La self-compassion può essere pensata come un’abilità umana allenabile grazie alla pratica che rende possibile prenderci cura di noi ancor prima di curarci
di Daria Venturini
Per cercare di comprenderla meglio proviamo ora a illuminare le zone d’ombra dal punto di vista del significato. Possiamo farlo iniziando a vedere cosa non è e a sfatare i falsi miti.
La compassione non è pietà intesa come “sentimento di affettuoso dolore, di commossa e intensa partecipazione e di solidarietà che si prova nei confronti di chi soffre”, non è solo empatia e dunque “capacità di comprendere lo stato d’animo e la situazione emotiva di un’altra persona”, non è solo altruismo, non è amore sentimentale o genitoriale e non è nemmeno solamente gentilezza.
Questa preziosa abilità viene spesso vista con scetticismo in quanto sovrapposta all’auto-compatimento e per questo identificata come una forma di giustificazione alla passività. Quando ci compatiamo però siamo autocentrati su di noi e sul nostro problema: gli altri esseri umani, che possono avere una difficoltà simile, finiscono sfocati sullo sfondo. In questo modo si perde la connessione con gli altri, ci si sente unici nel proprio disagio e si tende ad aumentare il peso della sofferenza e gli atteggiamenti egocentrici ad essa legati. Quando ci compatiamo spesso finiamo per essere travolti da e fusi con la nostra situazione problematica.
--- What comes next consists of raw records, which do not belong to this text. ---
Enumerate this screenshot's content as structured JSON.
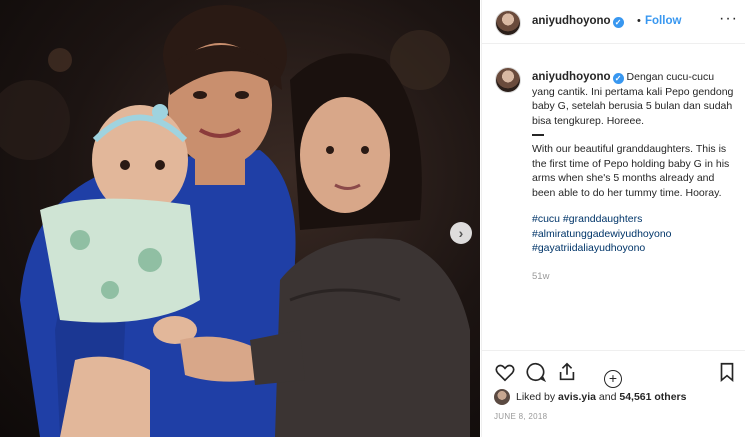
{
  "header": {
    "username": "aniyudhoyono",
    "separator": "•",
    "follow_label": "Follow",
    "more_label": "···"
  },
  "caption": {
    "username": "aniyudhoyono",
    "text_id": "Dengan cucu-cucu yang cantik. Ini pertama kali Pepo gendong baby G, setelah berusia 5 bulan dan sudah bisa tengkurep. Horeee.",
    "text_en": "With our beautiful granddaughters. This is the first time of Pepo holding baby G in his arms when she's 5 months already and been able to do her tummy time. Hooray.",
    "hashtags": [
      "#cucu #granddaughters",
      "#almiratunggadewiyudhoyono",
      "#gayatriidaliayudhoyono"
    ],
    "age": "51w"
  },
  "load_more_label": "+",
  "photo": {
    "next_label": "›"
  },
  "likes": {
    "prefix": "Liked by",
    "user": "avis.yia",
    "conjunction": "and",
    "count": "54,561 others"
  },
  "date": "JUNE 8, 2018",
  "colors": {
    "accent": "#3897f0",
    "hashtag": "#003569",
    "muted": "#999999"
  },
  "icons": [
    "heart-icon",
    "comment-icon",
    "share-icon",
    "bookmark-icon",
    "verified-icon",
    "chevron-right-icon",
    "plus-circle-icon"
  ]
}
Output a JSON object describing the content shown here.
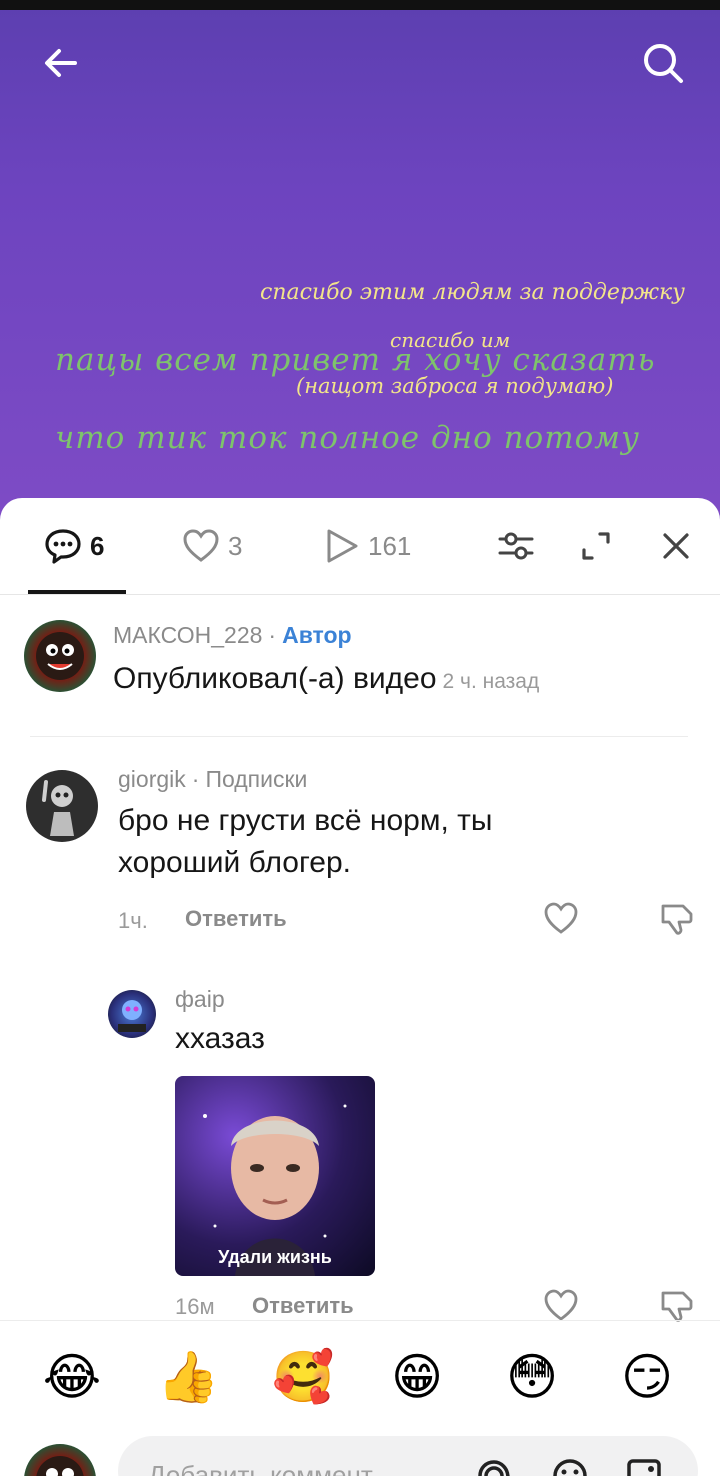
{
  "video": {
    "overlay_lines": [
      "спасибо этим людям за поддержку",
      "спасибо им",
      "пацы всем привет я хочу сказать",
      "(нащот заброса я подумаю)",
      "что тик ток полное дно потому"
    ]
  },
  "tabs": {
    "comments_count": "6",
    "likes_count": "3",
    "views_count": "161"
  },
  "comments": {
    "author_post": {
      "username": "МАКСОН_228",
      "badge": "Автор",
      "text": "Опубликовал(-а) видео",
      "time": "2 ч. назад"
    },
    "first": {
      "username": "giorgik",
      "relation": "Подписки",
      "text": "бро не грусти всё норм, ты хороший блогер.",
      "time": "1ч.",
      "reply_label": "Ответить"
    },
    "reply": {
      "username": "фаір",
      "text": "ххазаз",
      "sticker_caption": "Удали жизнь",
      "time": "16м",
      "reply_label": "Ответить"
    }
  },
  "emoji_bar": [
    "😂",
    "👍",
    "🥰",
    "😁",
    "😳",
    "😏"
  ],
  "input": {
    "placeholder": "Добавить коммент..."
  },
  "colors": {
    "video_bg": "#6d44bf",
    "author_badge": "#3b82d6",
    "overlay_yellow": "#f3e58a",
    "overlay_green": "#7ec46b"
  }
}
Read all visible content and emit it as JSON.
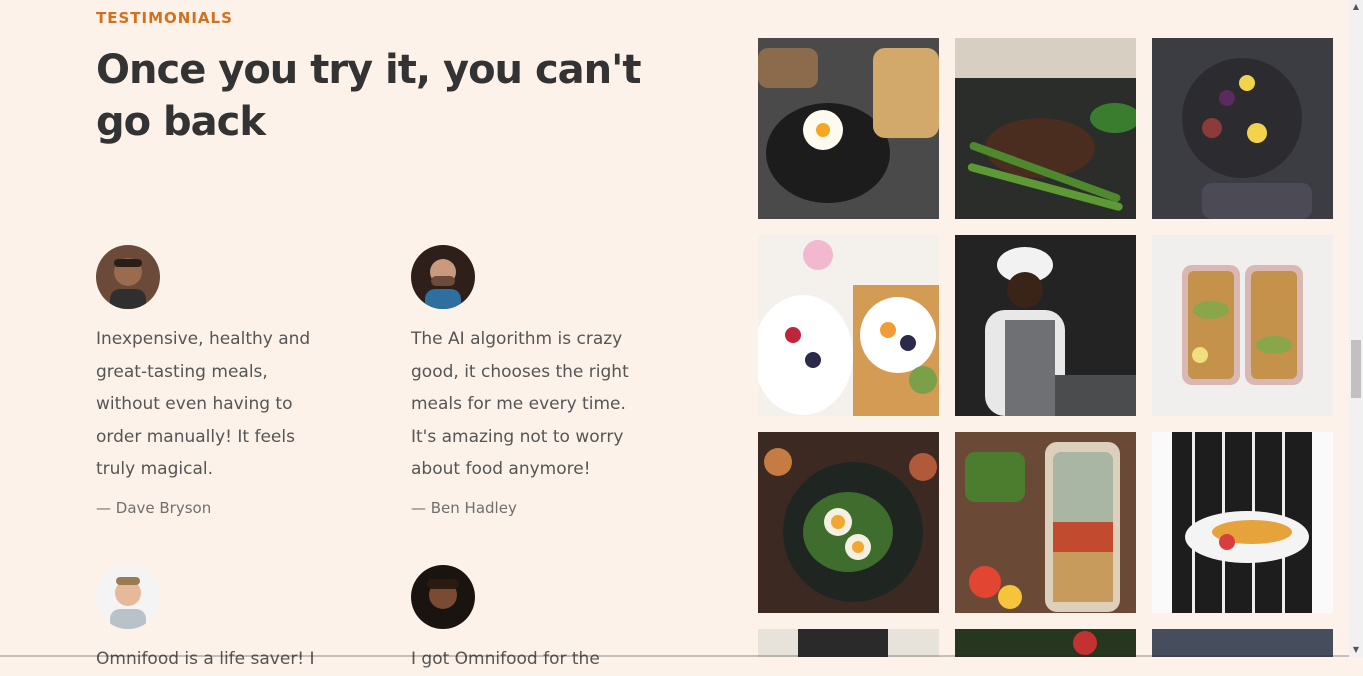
{
  "section": {
    "subheading": "TESTIMONIALS",
    "heading": "Once you try it, you can't go back"
  },
  "testimonials": [
    {
      "text": "Inexpensive, healthy and great-tasting meals, without even having to order manually! It feels truly magical.",
      "author": "— Dave Bryson"
    },
    {
      "text": "The AI algorithm is crazy good, it chooses the right meals for me every time. It's amazing not to worry about food anymore!",
      "author": "— Ben Hadley"
    },
    {
      "text": "Omnifood is a life saver! I",
      "author": ""
    },
    {
      "text": "I got Omnifood for the",
      "author": ""
    }
  ],
  "gallery": [
    {
      "name": "bibimbap-photo"
    },
    {
      "name": "steak-beans-photo"
    },
    {
      "name": "fruit-platter-photo"
    },
    {
      "name": "fruit-bowl-photo"
    },
    {
      "name": "chef-photo"
    },
    {
      "name": "meal-prep-photo"
    },
    {
      "name": "egg-salad-photo"
    },
    {
      "name": "salad-jar-photo"
    },
    {
      "name": "plated-dish-photo"
    }
  ],
  "colors": {
    "background": "#fdf2e9",
    "accent": "#cf711f",
    "heading": "#333333"
  }
}
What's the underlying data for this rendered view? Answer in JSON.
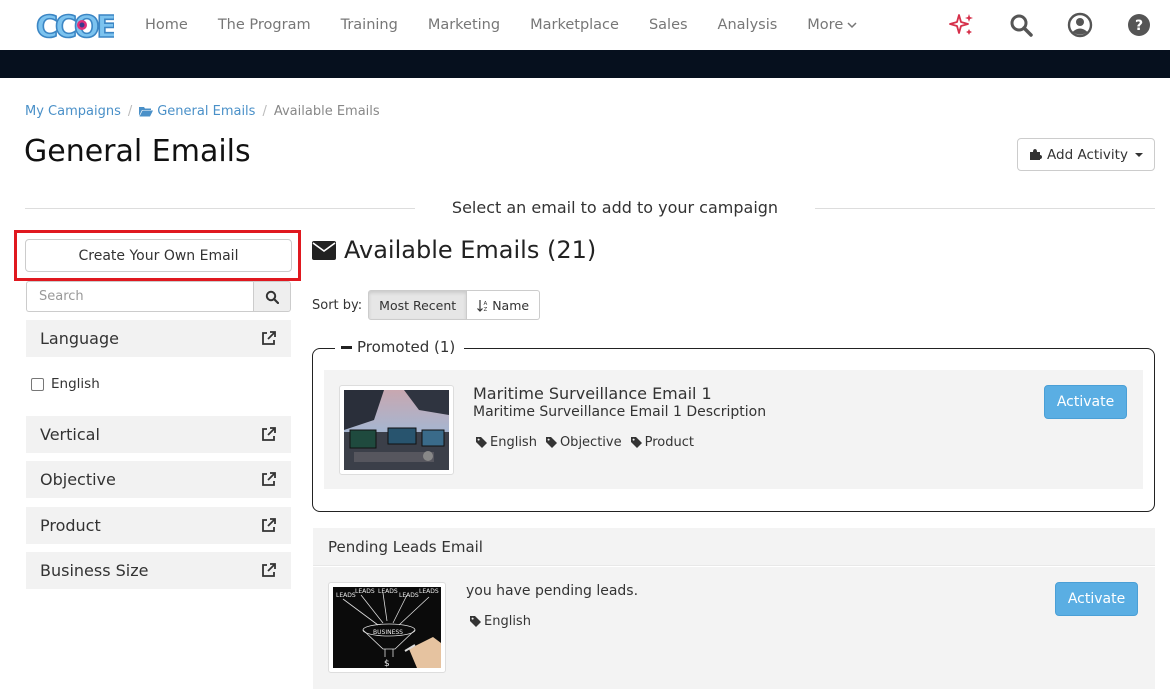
{
  "brand": {
    "logo_text": "CCOE",
    "accent": "#4a90c8"
  },
  "nav": {
    "items": [
      "Home",
      "The Program",
      "Training",
      "Marketing",
      "Marketplace",
      "Sales",
      "Analysis"
    ],
    "more_label": "More",
    "icons": [
      "sparkle-icon",
      "search-icon",
      "user-icon",
      "help-icon"
    ]
  },
  "breadcrumb": {
    "items": [
      "My Campaigns",
      "General Emails",
      "Available Emails"
    ]
  },
  "page": {
    "title": "General Emails",
    "add_activity_label": "Add Activity",
    "subheading": "Select an email to add to your campaign"
  },
  "sidebar": {
    "create_button": "Create Your Own Email",
    "search_placeholder": "Search",
    "filters": [
      "Language",
      "Vertical",
      "Objective",
      "Product",
      "Business Size"
    ],
    "language_options": [
      {
        "label": "English",
        "checked": false
      }
    ]
  },
  "main": {
    "title": "Available Emails (21)",
    "sort": {
      "label": "Sort by:",
      "options": [
        "Most Recent",
        "Name"
      ],
      "active": "Most Recent"
    },
    "promoted": {
      "legend": "Promoted (1)",
      "email": {
        "name": "Maritime Surveillance Email 1",
        "description": "Maritime Surveillance Email 1 Description",
        "tags": [
          "English",
          "Objective",
          "Product"
        ],
        "action": "Activate"
      }
    },
    "pending": {
      "header": "Pending Leads Email",
      "description": "you have pending leads.",
      "tags": [
        "English"
      ],
      "action": "Activate"
    }
  }
}
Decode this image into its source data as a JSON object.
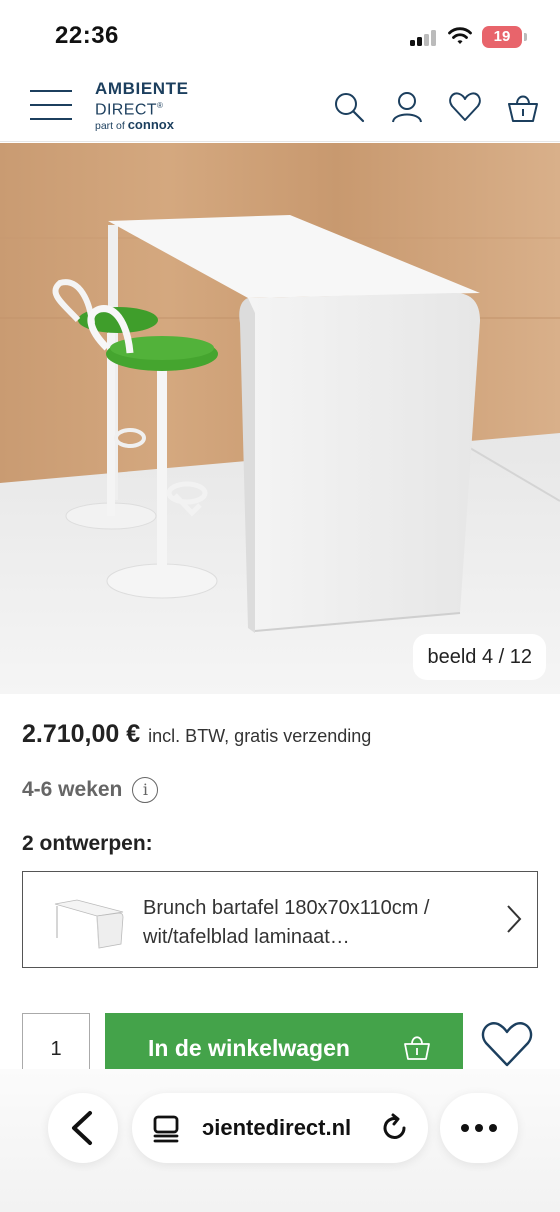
{
  "status": {
    "time": "22:36",
    "battery": "19"
  },
  "header": {
    "logo": {
      "line1": "AMBIENTE",
      "line2": "DIRECT",
      "registered": "®",
      "line3_prefix": "part of",
      "line3_brand": "connox"
    },
    "icons": [
      "menu-icon",
      "search-icon",
      "account-icon",
      "heart-icon",
      "basket-icon"
    ],
    "brand_color": "#1c3f5e"
  },
  "product_image": {
    "counter": "beeld 4 / 12"
  },
  "product": {
    "price": "2.710,00 €",
    "price_note": "incl. BTW, gratis verzending",
    "delivery": "4-6 weken",
    "info_glyph": "i",
    "designs_label": "2 ontwerpen:",
    "variant_text_1": "Brunch bartafel 180x70x110cm /",
    "variant_text_2": "wit/tafelblad laminaat…"
  },
  "cart": {
    "quantity": "1",
    "add_label": "In de winkelwagen",
    "button_color": "#44a34a"
  },
  "browser": {
    "url": "ɔientedirect.nl",
    "icons": [
      "back-icon",
      "reader-icon",
      "reload-icon",
      "more-icon"
    ]
  }
}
Grazie alla self-compassion invece possiamo fare un passo indietro, de-fonderci, e vedere il nostro problema come se fossimo dal di fuori, in un modo perciò più oggettivo e più chiaro. Un atteggiamento di auto-compassione ci permette inoltre di poter notare la relazione tra le nostre esperienze dolorose e quelle degli altri aumentando il senso di connessione e di condivisione. Coltivare la self-compassion rende possibile l’emergere di uno spazio nella coscienza nel quale osservare la propria esperienza di vita, sia essa più o meno dolorosa, in un contesto più ampio.
Molte persone inoltre rifiutano di essere compassionevoli con loro stesse perché credono che questo li possa portare a lasciarsi andare e a giustificare comportamenti poco salutari. A dirsi: “siccome oggi sono davvero giù posso starmene tutta la giornata a letto a mangiare schifezze e fumare sigarette”. Questo è un atteggiamento auto-indulgente più che auto-compassionevole.
Coltivare compassione per sé significa ricercare un benessere non nell’immediato. Provare a coltivare uno stato di benessere, uno stile di vita salutare e in equilibrio richiede una certa dose di fatica e di umani fallimenti.
E’ qui che la compassione entra in campo rassicurandoci e permettendoci di essere gentili con i nostri rallentamenti, errori o fallimenti contrastando il senso di vergogna, di forte auto critica o di sterile autoflagellazione che possono derivare dalla sensazione di non farcela.
Il prendersi cura di noi con compassione ci regala sia una forte motivazione al cambiamento e alla crescita personale, sia la possibilità dell’accettare come siamo, di vedere come realmente siamo in questo momento, con le nostre umane debolezze senza vergogna né dura autocondanna.